… ich lese soeben „No More Bullshit – Die Zukunftswerkstatt für die 99 Prozent“. Ein aufrüttelndes Buch! Adressiert an Studenten und Ökonomen. Es berichtet sehr bildhaft von weltweiten ökonomischen Widersprüchen, von Missständen und Missverständnissen, von einer neuen Agenda der zukünftigen Ökonomie. Daraus und dazu ein paar ökonomische Gedanken…

„In einem einzigen Moment verändern wir für immer unsere Zukunft.“

Mit diesem Zitat und vielen anderen wird radikal unsere ökonomische Macht dargestellt … aber ja, es ist nötig! Noch immer gehen wir im Schritt der alten Garde voran. Noch immer fallen wir in alte Muster und alte Hoffnungen zurück.

Aber wir werden wacher. Wach für neue Sichtweisen und Handlungen – in der Ökonomie. Wo sonst. Es gibt nichts, das hier nicht eine Auswirkung hätte.

„Wir lassen uns blenden, faszinieren und schließlich versklaven vom Spektakel Wirtschaft.“

Es ist erfreulich, wie aus immer mehr „Schafen“ „Menschen“ werden und viele Menschen auch in diesen Zeiten Menschen bleiben und nicht zu „Wölfen“ werden, (im Sinne von: Mensch ist, wer selbstständig urteilen und entscheiden kann, sich nicht verführen lässt von zweifelhaften „Hirten“ und „menschlich“ agiert.) So gesehen, freue ich mich jeden Tag über „neue Menschen“. Und daraus nährt sich mein Optimismus, dass einige von ihnen auch der seltenen Spezies der „Pioniere“ beitreten. (… Pionier ist, wer als erster neue Wege geht, aus Überzeugung, das richtige für die Gemeinschaft zu tun und so zum „Hirten“ für sich selbst oder andere wird).

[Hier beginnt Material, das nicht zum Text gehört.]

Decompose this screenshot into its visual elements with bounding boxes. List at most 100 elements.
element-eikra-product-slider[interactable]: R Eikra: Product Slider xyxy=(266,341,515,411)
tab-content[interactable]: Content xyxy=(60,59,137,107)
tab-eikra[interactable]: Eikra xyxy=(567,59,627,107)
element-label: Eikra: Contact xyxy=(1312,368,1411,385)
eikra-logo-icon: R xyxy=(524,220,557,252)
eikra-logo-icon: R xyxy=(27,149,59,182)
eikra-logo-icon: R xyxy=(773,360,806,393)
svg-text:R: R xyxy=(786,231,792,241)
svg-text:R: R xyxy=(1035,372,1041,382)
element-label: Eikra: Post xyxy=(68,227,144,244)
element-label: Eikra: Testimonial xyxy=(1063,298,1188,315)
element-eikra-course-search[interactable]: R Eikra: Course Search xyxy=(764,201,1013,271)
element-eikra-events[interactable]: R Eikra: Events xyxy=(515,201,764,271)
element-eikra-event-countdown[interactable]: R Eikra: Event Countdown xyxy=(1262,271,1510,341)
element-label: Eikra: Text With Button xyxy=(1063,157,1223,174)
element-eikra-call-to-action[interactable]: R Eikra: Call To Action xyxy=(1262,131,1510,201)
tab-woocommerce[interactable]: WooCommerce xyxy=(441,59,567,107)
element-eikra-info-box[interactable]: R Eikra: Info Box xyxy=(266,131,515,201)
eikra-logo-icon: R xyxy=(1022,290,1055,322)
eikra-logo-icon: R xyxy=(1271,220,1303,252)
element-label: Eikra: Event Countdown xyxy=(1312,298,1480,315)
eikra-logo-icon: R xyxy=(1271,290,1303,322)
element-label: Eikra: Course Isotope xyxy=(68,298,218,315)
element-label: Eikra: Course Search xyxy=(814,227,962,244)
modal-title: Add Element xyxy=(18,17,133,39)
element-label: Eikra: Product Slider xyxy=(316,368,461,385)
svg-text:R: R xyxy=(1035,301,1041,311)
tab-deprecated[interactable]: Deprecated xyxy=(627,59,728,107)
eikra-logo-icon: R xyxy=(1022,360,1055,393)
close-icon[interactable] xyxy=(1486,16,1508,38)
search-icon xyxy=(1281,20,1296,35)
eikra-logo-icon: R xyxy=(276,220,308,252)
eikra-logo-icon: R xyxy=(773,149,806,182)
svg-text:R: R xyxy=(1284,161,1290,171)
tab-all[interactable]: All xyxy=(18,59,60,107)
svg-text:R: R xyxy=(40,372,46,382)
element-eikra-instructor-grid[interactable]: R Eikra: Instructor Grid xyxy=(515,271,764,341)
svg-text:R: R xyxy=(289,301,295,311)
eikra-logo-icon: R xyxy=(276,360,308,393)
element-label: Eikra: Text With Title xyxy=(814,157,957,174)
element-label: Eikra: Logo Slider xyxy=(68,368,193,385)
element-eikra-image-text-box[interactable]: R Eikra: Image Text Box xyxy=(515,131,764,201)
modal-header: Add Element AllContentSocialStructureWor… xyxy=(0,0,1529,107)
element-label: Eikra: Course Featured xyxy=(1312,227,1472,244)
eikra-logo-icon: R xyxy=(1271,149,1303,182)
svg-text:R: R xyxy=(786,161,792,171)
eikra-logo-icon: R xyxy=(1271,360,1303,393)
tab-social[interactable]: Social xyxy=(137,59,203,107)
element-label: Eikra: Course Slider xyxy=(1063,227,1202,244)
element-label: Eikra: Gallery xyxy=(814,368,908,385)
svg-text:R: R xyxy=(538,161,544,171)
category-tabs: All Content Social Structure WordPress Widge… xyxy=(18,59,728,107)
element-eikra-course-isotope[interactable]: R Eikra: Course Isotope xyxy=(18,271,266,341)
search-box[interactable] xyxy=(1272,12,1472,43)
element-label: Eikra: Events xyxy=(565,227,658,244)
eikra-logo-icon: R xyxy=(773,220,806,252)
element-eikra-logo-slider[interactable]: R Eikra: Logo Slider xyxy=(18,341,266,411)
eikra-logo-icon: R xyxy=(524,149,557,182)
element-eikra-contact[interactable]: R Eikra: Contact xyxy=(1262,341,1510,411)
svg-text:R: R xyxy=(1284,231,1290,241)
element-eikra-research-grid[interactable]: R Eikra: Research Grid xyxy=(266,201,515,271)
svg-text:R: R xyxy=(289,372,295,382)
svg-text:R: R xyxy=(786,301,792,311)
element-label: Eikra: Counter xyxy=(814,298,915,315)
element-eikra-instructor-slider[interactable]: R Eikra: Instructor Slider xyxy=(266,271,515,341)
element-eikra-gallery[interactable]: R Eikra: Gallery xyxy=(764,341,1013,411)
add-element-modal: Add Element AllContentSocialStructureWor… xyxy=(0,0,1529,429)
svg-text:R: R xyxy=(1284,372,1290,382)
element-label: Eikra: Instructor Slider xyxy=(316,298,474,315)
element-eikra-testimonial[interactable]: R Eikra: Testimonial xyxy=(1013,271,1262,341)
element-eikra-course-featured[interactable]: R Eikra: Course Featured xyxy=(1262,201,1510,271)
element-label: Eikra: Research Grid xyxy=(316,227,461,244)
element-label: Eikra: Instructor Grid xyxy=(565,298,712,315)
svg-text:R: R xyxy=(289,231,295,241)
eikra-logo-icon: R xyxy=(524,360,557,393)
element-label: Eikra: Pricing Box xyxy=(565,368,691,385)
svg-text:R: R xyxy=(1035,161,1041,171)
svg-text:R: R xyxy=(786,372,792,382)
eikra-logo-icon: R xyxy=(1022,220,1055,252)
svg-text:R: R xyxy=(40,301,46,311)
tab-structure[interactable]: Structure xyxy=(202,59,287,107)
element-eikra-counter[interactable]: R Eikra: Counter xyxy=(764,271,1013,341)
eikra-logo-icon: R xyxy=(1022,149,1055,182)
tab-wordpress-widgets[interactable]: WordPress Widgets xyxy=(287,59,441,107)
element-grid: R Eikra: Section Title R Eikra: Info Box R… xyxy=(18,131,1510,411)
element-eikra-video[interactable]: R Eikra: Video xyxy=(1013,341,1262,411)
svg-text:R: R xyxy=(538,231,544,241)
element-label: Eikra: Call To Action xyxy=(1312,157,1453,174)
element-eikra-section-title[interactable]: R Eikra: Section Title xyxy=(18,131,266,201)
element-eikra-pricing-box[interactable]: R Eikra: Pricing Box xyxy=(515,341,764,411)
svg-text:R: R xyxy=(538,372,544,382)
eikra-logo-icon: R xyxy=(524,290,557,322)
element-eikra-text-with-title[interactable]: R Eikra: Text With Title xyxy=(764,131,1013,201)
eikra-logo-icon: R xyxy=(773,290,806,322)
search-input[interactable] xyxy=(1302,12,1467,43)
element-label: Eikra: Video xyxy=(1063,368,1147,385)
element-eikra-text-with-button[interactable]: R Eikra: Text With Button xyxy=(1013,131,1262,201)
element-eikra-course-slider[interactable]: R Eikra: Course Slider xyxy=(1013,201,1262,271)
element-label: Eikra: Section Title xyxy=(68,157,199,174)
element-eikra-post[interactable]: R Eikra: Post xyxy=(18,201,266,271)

So möchte ich Sie heute zum Pioniertum aufrufen!
Ich meine nicht, wir sollen aufhören zu arbeiten – aber aufhören, mitzuarbeiten an Dingen, die vielleicht schon an „Sterbehinderung“ grenzen und stattdessen auf die Pirsch nach neuen Möglichkeiten gehen.

 

Anstelle im Kreislauf von Verlust, Knappheit und Reaktion gefangen zu sein – brechen wir aus und kreieren einen neuen Kreislauf von Genug, Fülle und Aktion.

Wie?

Darf ich ein paar Impulse geben?

– Lassen Sie uns beim nächsten Einkauf nicht fragen: Was brauch ich? Sondern „Was ist wesentlich?“

– Lassen Sie uns beim nächsten Weg zur Arbeit die Augen offen halten, wem wir kooperativ begegnen können und uns gegenseitig so das Leben leichter machen.

– Lassen Sie uns nur eine einzige Sache im Alltag finden, die wir in eine pro-ökologische Aktion transferieren können: z.B. strikt keine Plastiksackerln mehr verwenden …

– Lassen Sie uns überlegen, was wir mit unserer Familie oder unserem Team zukunftsfähig – also generationsfreundlich – gestalten könnten. z.B. Patenschaften länderübergreifend übernehmen oder den Haushalt und das Unternehmen dem entsprechend ausrichten …

– Aber vor allem lassen Sie uns immer kritischer hinterfragen und mehr und mehr aussteigen aus menschen- und umweltfeindlichen Projekten – und die Energie für Sinnvolleres nützen.

Wenn Sie weitere und bessere Ideen haben, lassen Sie es uns bitte wissen!

„Vom emotionalen Zusammenbruch zum emotionalen Durchbruch…“

Was würden Sie als Pionier und Mensch anders machen als alle anderen (Schafe)?
Ich lade Sie herzlich ein, uns das bei den Tagen der Zukunft zu präsentieren!

 

Ihre

Cornelia Scala-Hausmann
(Geschäftsführende Gesellschafterin, Institutsleiterin)

 

PS: Danke für die tollen Reaktionen!